Ky. Flood Woes Highlight Inland Protection Gap

Max Dorfman, Research Writer, Triple-I (08/25/2022)

Recent damaging floods in Kentucky underscore the need for more comprehensive planning on how to deal with these disasters and reduce the nationwide flood protection gap, as the Federal Emergency Management Agency (FEMA) works to educate and assist at-risk homeowners and business owners.

The floods, which hit Eastern Kentucky in late July also damaged infrastructure and led to the deaths of 38 people. Although some were insured for flood damage, this is not the norm. A mere 1 percent of properties in the counties most affected by the flooding have federal flood insurance.

Many people incorrectly assume homeowners’ insurance covers flood damage or believe they only need flood insurance if their mortgage lender requires it. Flood damage is excluded under standard homeowners’ and renters’ policies, but coverage is available from FEMA’s National Flood Insurance Program (NFIP) and a growing number of private insurers.

Nevertheless, a large coverage gap remains. The U.S. residential flood insurance market has roughly $4 billion in written premium, but risk-management firm Milliman estimates that the total potential market stands between $37 billion and $47 billion. Milliman cites “a relative lack of consumer demand” being at the root of the gap.

A First Street Foundation analysis found the U.S. to be woefully underprepared for its growing flood risks, identifying “around 1.7 times the number of properties as having substantial risk,” compared with FEMA flood zone designations. It further estimates that economic damage due to flooding will grow 61 percent over the next 30 years, to an average annual loss of $7,563 per property — for an estimated total loss of $32.3 billion – as more people move into flood-prone areas.

At risk and underprepared

And while coastal areas tend to be insured for flood, the growing inland flood risk is not at reflected in flood insurance purchase (“take-up”) rates, as shown in the map below, in which brown areas represent less than 1 percent of take-up.

In the days after Hurricane Ida made landfall in August 2021, massive amounts of rain fell in inland, flooding subway lines and streets in New York and New Jersey. More than 40 people were killed in those states and Pennsylvania as basement apartments suddenly filled with water. In the hardest-hit areas, flood insurance take-up rates were under 5 percent.

In the recent Kentucky flooding, according to FEMA records, a few dozen federal flood insurance policies were in effect in the affected areas before the recent storm. Although residents may qualify for temporary housing assistance from FEMA and potential aid from Congress, this assistance is expected to help with only a small portion of the damages.

“The realities are very harsh for a community like this,” said Roy Wright, president and CEO of the Insurance Institute for Business and Home Safety and former head of the NFIP.  The level of flood insurance was “nowhere near the size and scope you’d hope to see, given the risk of flooding.”

Kentucky is not alone in this regard. A North Carolina State University study found that nearly 85 percent of the flood damage events reported to the National Oceanic and Atmospheric Administration from December 2006 to May 2020 occurred outside FEMA-designated flood risk zones.
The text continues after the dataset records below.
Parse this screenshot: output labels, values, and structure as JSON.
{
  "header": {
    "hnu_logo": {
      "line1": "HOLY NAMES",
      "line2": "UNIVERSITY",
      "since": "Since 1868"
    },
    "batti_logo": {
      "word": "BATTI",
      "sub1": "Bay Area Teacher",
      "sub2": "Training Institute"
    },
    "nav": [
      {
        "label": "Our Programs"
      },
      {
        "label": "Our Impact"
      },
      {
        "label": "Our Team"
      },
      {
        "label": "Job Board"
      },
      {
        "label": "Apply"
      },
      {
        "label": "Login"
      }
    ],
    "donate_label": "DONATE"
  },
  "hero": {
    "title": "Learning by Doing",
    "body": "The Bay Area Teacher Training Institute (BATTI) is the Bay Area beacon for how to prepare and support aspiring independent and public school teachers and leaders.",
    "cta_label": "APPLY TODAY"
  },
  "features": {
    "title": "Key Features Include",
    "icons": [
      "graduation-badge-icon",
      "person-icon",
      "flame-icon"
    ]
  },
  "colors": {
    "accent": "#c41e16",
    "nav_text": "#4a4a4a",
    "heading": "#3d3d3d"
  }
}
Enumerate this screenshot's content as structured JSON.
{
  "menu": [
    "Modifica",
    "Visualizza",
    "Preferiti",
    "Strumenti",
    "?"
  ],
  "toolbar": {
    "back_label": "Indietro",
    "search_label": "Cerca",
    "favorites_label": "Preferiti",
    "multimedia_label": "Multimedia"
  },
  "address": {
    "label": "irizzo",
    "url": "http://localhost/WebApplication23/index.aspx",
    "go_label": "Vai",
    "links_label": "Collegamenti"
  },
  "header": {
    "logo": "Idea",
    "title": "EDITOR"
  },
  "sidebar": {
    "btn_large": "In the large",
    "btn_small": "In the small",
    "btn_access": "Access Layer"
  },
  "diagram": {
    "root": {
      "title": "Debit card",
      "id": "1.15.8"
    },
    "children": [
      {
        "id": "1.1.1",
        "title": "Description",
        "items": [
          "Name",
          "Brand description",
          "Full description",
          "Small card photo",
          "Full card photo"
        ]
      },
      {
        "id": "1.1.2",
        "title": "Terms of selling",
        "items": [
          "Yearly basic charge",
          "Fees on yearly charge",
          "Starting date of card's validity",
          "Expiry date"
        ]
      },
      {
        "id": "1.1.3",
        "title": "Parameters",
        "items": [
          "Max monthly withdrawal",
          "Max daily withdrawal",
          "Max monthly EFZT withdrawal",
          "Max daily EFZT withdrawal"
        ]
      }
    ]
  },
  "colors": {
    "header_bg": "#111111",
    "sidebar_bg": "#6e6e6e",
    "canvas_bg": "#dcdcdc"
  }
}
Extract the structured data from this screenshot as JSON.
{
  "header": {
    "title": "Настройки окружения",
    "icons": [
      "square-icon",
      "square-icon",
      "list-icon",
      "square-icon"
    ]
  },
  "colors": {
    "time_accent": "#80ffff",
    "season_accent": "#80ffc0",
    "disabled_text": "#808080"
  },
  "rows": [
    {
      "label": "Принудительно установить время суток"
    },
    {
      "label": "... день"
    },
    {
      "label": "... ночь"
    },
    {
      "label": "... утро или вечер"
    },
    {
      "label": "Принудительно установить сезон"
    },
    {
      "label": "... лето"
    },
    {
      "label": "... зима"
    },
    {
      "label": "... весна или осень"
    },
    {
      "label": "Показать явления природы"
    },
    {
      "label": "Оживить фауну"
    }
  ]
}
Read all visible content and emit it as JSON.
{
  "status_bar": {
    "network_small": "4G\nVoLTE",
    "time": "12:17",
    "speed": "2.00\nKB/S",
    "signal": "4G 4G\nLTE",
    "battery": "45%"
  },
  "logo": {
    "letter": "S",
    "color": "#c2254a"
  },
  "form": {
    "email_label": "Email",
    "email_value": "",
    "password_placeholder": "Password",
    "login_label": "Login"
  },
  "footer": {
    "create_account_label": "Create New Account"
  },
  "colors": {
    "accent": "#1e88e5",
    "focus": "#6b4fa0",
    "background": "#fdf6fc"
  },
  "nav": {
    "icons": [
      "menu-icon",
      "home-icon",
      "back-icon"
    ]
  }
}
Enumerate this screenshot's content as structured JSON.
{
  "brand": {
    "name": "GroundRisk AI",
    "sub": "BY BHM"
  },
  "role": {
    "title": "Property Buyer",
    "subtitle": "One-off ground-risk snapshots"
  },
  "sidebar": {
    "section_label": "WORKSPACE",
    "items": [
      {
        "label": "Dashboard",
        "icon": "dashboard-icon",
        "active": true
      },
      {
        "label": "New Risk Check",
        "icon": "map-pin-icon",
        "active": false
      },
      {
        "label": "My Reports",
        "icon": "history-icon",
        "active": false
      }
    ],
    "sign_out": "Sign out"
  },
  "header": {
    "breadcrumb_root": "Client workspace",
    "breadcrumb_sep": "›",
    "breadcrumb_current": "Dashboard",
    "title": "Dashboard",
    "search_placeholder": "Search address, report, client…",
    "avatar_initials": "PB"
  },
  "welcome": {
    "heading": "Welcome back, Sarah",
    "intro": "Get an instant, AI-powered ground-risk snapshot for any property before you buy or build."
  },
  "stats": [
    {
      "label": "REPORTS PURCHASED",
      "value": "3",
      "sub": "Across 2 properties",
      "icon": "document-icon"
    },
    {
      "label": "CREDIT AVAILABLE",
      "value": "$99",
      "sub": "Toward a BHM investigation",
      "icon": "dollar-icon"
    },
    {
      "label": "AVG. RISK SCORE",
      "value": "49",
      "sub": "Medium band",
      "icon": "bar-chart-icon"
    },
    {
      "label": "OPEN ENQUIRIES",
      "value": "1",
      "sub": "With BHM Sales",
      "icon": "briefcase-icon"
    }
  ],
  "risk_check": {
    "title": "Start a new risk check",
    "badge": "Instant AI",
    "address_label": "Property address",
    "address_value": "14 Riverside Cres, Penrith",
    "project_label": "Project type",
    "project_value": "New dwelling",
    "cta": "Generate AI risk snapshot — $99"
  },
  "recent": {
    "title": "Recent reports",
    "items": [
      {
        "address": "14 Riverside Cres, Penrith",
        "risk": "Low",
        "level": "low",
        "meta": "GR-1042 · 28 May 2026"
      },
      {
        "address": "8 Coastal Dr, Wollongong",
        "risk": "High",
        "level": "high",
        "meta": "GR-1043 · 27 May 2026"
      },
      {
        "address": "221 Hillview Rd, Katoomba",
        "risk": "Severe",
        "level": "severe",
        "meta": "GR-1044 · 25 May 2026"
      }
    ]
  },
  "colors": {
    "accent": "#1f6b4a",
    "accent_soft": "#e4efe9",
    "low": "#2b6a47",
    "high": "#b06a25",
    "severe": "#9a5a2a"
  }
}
Source: Triple-I Resilience Accelerator

 Risk transfer is not enough

Insurance is a critical component of flood resilience but transferring risk through indemnity products isn’t sufficient to address the protection gap.

“Risk transfer on its own isn’t risk reduction,” said Michael Szőnyi, flood resilience program lead for Zurich Insurance. “You can’t close the protection gap with product alone.”

Insurers can reduce risk by collaborating with governments to encourage developments in zoning, land use, and building codes. They can encourage policyholders through premium reductions to make improvements that mitigate flood risk in advance. And they can continuously improve their underwriting, product pricing, and reserving with increasingly sophisticated data and analytical tools.

As Triple-I CEO Sean Kevelighan put it:

“Our understanding of loss trends and expertise in assessing and quantifying risk must be joined at the hip to technology, public policy and finance, and science. We need to partner with communities and businesses at every level to promote a broad resilience mindset focused on pre-emptive mitigation and rapid recovery.”